# what is this stuff?



## Benz_020 (Mar 3, 2008)

what is this stuff?

found it under a bunch of the leaves
pulled a leaf off and took pics.

dont have anythign but MTS in the tank.


----------



## drgold (Oct 22, 2006)

that's just part of the plant - it's on every java fern. 

nice pics, btw.


----------



## Benz_020 (Mar 3, 2008)

drgold said:


> that's just part of the plant - it's on every java fern.
> 
> nice pics, btw.


good, got me worried something was wrong.

pics:
thanks, i just cant get any full tank shots to come out clear.
dont know how to do everything on this new cam yet.


----------



## Benz_020 (Mar 3, 2008)

crap, just realized i posted this in the wrong section.

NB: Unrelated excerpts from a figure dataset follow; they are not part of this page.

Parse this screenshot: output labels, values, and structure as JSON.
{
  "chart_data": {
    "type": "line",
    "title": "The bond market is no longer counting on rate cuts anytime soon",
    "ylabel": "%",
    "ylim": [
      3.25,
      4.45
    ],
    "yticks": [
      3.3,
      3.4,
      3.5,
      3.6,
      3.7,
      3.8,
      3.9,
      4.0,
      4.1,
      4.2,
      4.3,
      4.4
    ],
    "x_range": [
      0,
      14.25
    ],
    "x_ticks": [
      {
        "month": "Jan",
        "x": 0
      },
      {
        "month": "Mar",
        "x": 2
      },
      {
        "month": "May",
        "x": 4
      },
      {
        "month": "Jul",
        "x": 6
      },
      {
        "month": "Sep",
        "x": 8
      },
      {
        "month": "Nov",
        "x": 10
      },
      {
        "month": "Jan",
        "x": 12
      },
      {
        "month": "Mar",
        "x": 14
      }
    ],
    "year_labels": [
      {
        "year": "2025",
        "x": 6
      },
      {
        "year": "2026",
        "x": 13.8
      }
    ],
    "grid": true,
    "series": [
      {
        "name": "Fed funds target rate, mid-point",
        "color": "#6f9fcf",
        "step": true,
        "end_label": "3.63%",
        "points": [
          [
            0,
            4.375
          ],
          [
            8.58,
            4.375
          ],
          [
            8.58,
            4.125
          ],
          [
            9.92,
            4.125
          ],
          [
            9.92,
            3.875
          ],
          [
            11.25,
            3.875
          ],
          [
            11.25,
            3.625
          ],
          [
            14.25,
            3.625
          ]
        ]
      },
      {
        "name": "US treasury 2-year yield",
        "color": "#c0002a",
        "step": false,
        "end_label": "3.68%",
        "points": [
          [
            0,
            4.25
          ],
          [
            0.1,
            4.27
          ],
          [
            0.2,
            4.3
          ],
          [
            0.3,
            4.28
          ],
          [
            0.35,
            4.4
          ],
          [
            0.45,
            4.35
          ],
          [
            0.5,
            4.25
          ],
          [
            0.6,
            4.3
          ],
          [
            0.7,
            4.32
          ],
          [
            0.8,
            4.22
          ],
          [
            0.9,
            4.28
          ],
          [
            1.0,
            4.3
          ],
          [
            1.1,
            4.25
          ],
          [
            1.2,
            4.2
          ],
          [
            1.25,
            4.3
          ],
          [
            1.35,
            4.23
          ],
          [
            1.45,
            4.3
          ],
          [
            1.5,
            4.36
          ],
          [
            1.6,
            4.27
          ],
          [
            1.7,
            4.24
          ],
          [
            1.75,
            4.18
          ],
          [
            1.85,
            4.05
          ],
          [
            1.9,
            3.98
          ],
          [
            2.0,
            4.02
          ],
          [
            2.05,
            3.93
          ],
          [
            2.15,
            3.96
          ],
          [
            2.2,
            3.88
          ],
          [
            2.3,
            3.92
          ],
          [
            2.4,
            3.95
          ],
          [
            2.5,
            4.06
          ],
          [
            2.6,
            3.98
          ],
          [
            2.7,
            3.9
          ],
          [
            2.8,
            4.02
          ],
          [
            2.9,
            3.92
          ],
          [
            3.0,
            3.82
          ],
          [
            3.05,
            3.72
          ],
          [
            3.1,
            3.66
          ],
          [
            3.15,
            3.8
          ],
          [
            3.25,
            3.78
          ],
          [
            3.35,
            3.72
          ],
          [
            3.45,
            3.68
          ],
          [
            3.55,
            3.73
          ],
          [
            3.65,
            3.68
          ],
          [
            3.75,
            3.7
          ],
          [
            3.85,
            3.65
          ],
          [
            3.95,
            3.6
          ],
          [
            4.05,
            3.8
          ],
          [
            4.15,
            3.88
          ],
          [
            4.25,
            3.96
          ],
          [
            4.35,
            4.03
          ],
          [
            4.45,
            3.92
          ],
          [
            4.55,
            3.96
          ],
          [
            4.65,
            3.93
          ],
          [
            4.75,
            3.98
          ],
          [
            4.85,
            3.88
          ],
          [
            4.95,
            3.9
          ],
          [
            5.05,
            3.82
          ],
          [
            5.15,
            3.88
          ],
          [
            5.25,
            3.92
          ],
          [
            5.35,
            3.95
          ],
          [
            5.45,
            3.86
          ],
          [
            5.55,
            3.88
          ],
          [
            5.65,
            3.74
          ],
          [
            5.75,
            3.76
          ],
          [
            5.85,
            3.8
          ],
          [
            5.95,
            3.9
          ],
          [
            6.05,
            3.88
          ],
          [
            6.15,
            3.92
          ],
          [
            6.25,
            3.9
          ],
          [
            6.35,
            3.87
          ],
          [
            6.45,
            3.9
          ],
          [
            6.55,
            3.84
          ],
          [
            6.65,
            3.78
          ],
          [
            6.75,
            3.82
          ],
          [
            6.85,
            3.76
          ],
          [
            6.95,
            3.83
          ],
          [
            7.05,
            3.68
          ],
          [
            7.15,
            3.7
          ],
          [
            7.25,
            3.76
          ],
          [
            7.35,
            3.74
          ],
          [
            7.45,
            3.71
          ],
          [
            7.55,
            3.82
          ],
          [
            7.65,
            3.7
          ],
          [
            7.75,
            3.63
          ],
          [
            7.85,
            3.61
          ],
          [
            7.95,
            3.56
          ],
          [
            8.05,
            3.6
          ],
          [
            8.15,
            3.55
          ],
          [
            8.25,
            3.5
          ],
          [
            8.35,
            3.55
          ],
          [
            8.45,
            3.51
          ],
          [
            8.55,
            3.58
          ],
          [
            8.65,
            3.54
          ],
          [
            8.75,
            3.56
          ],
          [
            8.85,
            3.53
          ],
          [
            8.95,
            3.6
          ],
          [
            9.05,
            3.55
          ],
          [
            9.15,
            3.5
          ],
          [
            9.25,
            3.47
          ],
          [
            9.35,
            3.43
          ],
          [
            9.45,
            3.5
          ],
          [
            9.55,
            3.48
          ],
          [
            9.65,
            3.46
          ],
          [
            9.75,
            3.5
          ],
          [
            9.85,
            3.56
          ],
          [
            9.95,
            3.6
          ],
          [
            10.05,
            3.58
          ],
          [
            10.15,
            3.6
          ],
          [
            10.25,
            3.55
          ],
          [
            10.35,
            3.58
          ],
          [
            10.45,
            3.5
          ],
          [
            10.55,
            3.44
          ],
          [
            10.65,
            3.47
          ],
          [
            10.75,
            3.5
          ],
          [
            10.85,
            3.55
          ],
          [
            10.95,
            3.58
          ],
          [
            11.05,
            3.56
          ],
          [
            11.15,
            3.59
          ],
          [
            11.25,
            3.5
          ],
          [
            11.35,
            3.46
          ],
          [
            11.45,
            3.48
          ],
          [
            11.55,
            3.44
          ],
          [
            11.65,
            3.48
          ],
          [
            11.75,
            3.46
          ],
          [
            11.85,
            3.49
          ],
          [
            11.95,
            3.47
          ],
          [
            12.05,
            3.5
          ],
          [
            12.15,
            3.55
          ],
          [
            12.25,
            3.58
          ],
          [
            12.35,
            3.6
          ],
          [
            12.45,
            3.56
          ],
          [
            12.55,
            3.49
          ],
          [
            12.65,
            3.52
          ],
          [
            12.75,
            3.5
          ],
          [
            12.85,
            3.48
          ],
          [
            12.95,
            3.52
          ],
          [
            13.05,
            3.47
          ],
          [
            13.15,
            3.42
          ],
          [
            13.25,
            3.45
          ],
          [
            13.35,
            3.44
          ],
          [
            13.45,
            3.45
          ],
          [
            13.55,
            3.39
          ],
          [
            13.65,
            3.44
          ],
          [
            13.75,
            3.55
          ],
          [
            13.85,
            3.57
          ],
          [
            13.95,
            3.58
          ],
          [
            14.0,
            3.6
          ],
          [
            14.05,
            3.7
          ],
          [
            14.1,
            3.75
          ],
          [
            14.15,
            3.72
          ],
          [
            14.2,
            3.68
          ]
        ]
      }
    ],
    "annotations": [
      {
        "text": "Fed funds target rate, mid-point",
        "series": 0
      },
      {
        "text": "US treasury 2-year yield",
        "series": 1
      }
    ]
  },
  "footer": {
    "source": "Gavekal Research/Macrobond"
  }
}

was postign 2 threads at the same time. used the wrong window.


----------



## Cavan Allen (Jul 22, 2004)

They are sori.

http://en.wikipedia.org/wiki/Sori


----------



## D.C._United_Caps_Fan (Mar 11, 2008)

Cavan Allen said:


> They are sori.
> 
> http://en.wikipedia.org/wiki/Sori[/QUOTE
> 
> Yep! Or as more commonly called, spores. I believe that they are part of the fern's reproductive system. They are on most ferns.


----------